Wednesday, 12 June 2019
I can't seem to adjust to the heatwave. It came too sudden, too hard. Most of my energy goes to keeping calm and I feel down and heavy. What little ambition for adventure I may keep on the shelf, is staying there. We have very careful, slow sex and I fall asleep after every one. I sleep most afternoons and stay awake at night. The doggy walks start before five in the morning. Cold salads and ice-cream are food, coffee is ice-coffee. Showers are cool. Had to buy new sandals, my old ones fell apart. Both fans are running full speed most of the time. Then again I am one of the few people who refuse AC. I get the feeling that if invite an AC in my house, then stepping outside will fail as an option entirely.

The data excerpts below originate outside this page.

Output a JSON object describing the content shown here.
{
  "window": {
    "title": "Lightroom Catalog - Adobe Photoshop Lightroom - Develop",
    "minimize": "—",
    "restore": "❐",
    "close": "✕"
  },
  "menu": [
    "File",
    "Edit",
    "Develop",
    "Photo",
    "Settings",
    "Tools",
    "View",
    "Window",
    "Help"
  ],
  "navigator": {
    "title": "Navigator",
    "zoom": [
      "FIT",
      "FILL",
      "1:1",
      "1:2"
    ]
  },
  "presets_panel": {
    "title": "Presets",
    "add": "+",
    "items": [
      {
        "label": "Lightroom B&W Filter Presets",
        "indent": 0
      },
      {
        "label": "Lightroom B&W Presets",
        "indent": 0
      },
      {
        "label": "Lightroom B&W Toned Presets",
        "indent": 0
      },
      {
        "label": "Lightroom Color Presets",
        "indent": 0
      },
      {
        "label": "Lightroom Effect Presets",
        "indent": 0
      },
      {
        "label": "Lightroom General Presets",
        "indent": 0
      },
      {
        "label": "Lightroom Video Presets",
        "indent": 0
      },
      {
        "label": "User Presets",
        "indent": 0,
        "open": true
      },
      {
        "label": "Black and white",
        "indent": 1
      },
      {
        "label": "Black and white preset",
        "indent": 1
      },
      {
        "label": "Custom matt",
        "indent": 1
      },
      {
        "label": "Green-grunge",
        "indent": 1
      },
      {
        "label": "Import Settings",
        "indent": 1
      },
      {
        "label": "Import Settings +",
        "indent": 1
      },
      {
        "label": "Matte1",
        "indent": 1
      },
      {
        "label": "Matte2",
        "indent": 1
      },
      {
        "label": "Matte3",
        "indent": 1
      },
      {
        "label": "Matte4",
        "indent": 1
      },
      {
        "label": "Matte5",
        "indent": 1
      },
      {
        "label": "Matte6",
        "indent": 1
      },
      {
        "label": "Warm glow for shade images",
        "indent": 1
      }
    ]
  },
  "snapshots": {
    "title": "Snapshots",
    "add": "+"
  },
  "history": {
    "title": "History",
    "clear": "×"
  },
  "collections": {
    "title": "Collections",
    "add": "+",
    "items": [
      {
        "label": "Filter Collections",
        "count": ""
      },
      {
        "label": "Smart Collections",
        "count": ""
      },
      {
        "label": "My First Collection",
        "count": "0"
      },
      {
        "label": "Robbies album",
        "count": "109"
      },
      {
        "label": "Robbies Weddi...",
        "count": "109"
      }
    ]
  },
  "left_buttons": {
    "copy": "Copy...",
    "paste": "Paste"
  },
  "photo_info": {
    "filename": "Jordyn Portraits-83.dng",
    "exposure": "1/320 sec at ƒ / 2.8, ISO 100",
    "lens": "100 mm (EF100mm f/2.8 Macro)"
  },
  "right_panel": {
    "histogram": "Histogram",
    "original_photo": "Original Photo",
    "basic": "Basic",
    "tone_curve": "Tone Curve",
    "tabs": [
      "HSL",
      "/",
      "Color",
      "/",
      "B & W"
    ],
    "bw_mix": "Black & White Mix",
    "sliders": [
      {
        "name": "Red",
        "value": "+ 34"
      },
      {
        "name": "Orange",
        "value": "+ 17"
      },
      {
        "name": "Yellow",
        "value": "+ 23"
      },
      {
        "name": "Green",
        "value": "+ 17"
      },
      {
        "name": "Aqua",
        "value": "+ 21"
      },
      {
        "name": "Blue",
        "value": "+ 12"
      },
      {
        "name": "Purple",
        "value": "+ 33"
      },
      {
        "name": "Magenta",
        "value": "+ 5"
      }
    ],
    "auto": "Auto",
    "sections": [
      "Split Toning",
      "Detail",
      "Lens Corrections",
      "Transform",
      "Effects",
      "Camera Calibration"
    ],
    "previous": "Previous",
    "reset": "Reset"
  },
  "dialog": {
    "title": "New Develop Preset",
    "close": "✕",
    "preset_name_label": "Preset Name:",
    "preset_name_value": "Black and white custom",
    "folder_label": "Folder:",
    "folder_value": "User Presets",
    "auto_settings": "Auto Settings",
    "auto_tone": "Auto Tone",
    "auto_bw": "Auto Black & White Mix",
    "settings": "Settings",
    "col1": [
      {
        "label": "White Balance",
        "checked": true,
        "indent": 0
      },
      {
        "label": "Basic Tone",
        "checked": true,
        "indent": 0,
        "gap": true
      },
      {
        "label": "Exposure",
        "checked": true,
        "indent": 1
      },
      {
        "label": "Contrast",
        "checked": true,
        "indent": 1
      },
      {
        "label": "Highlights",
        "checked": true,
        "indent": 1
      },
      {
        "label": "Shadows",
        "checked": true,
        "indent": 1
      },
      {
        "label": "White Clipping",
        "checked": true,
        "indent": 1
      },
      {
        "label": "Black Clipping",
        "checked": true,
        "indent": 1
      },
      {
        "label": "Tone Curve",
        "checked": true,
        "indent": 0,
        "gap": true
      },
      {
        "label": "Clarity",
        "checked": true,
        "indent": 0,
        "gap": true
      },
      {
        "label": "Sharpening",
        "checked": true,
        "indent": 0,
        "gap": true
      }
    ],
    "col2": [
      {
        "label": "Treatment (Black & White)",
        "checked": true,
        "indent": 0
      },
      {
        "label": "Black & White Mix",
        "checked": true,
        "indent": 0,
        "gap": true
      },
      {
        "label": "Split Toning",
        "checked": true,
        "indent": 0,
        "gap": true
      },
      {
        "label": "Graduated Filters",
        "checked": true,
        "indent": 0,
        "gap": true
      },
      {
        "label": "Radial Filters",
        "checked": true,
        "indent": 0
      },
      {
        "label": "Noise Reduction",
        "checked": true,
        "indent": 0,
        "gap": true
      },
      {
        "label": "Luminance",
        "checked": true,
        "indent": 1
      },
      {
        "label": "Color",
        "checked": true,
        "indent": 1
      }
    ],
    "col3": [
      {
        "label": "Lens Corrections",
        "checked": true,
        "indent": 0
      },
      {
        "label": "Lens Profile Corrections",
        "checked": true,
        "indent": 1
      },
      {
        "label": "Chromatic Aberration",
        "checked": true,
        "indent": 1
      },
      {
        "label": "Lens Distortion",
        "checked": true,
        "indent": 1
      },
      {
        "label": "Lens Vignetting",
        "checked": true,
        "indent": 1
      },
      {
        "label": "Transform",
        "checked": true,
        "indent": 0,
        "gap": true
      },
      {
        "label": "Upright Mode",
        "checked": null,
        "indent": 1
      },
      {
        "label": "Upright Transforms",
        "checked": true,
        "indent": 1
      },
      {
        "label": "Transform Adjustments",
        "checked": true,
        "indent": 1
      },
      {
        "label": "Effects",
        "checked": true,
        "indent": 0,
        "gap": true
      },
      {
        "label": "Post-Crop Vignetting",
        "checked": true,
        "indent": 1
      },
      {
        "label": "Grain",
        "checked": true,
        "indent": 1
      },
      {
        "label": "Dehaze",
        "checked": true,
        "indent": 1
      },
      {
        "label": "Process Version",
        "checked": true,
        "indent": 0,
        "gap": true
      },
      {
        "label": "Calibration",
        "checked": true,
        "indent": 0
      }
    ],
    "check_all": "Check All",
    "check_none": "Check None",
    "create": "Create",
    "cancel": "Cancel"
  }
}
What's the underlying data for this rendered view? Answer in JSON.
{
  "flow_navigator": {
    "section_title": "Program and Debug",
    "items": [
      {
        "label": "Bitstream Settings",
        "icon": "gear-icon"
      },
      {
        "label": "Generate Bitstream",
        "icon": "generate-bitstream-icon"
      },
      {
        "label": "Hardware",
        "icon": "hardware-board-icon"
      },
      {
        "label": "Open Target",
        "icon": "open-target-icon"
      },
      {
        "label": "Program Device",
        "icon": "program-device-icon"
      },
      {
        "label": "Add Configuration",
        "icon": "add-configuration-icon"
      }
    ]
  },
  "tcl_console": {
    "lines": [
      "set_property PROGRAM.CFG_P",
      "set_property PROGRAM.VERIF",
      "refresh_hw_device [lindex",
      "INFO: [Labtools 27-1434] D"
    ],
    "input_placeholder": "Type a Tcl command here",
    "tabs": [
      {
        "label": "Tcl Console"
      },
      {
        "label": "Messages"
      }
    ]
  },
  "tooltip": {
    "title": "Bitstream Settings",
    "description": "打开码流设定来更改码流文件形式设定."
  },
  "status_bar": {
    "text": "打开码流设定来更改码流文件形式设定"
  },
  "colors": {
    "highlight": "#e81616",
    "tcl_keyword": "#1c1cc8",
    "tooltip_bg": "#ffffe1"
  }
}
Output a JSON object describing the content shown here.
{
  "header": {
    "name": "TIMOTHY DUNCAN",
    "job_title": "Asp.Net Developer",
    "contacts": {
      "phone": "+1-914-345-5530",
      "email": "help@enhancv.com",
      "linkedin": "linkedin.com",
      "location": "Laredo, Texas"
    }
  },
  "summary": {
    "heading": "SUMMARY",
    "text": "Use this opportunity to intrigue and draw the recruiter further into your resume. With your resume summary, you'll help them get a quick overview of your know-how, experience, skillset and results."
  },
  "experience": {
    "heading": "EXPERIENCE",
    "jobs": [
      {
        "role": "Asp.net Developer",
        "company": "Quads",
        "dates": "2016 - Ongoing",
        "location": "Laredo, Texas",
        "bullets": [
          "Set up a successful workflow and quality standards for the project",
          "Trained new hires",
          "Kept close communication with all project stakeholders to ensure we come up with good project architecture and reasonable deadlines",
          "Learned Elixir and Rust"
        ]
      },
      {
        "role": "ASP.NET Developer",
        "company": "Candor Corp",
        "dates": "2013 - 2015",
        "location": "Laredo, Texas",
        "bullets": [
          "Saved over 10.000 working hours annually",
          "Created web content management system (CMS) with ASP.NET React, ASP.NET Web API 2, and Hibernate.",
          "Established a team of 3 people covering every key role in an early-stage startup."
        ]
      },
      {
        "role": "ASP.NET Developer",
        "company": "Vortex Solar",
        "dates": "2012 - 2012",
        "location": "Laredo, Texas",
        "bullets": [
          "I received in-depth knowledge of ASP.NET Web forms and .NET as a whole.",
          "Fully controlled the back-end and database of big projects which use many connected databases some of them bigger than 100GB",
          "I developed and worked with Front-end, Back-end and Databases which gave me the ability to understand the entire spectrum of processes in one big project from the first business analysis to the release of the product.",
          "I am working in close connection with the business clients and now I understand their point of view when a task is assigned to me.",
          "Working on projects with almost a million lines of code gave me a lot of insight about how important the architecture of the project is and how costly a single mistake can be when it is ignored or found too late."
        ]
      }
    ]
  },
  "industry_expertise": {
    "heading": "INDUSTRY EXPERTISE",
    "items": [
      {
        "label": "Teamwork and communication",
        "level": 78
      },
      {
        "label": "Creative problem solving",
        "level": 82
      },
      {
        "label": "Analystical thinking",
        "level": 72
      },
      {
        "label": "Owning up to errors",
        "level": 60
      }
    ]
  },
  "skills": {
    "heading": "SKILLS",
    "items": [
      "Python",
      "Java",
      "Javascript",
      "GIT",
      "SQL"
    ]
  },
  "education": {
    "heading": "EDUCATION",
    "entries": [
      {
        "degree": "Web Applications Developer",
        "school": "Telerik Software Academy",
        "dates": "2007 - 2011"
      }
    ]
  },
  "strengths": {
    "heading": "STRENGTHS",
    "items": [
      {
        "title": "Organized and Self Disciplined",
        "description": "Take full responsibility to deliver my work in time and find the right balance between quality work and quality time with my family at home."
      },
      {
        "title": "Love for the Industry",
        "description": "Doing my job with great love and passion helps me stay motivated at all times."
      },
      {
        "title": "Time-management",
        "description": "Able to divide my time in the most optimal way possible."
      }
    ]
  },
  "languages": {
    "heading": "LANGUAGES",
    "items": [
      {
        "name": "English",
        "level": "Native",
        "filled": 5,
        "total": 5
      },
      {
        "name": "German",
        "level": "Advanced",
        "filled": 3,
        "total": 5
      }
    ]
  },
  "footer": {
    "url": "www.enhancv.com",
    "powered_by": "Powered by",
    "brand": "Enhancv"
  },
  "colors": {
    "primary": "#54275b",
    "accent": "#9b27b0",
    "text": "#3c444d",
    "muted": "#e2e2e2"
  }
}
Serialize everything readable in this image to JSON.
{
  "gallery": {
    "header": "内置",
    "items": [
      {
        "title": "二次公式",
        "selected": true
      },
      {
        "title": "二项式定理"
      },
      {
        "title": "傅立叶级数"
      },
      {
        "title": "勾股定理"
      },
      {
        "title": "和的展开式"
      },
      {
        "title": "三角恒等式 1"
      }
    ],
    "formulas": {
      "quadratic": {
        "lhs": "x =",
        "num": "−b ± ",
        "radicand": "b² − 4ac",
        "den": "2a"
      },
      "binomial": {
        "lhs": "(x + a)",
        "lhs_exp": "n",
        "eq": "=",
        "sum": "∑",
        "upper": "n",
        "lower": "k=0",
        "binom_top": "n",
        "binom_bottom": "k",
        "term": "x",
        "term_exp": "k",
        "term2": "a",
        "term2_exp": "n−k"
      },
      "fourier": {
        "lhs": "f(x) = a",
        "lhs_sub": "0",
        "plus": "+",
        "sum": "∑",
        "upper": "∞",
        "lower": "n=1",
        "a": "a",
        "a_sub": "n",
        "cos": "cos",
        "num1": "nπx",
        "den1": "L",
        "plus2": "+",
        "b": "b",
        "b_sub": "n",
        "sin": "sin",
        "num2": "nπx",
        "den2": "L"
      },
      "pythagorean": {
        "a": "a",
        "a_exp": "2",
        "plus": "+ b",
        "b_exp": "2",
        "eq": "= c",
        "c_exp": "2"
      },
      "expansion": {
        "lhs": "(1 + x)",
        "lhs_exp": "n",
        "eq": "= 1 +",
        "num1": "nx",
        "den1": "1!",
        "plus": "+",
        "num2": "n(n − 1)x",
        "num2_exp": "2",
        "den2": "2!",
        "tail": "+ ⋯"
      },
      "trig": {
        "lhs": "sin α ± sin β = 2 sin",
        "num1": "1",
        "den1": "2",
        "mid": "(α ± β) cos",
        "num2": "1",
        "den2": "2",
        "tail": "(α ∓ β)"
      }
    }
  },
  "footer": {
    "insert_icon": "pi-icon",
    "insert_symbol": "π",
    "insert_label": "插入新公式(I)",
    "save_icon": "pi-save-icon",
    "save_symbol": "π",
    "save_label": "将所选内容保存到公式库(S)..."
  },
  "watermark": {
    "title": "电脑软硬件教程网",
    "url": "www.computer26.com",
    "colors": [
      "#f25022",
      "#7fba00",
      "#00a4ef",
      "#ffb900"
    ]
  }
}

I got an invitation to a river hike and I've been thinking ... I want to try the hammock version. I have a wonderful hammock, though it is heavy as fuck. But. Hammock removes the need for a ground tarp, mat, blankie, the sleeping bag and pillow. It just leaves a need for a sleep blanket. Taking that into account, it may not even be a kilo heavier. I don't know. I wanna try. It may be wise to bring the top tarp along just in case of sudden rain or simply to make shadow. The one I have is battle-tested and great. Fuck I'm anxious for this heat to pass and I can start moving again. Even if all my dreams have been full of snakes lately.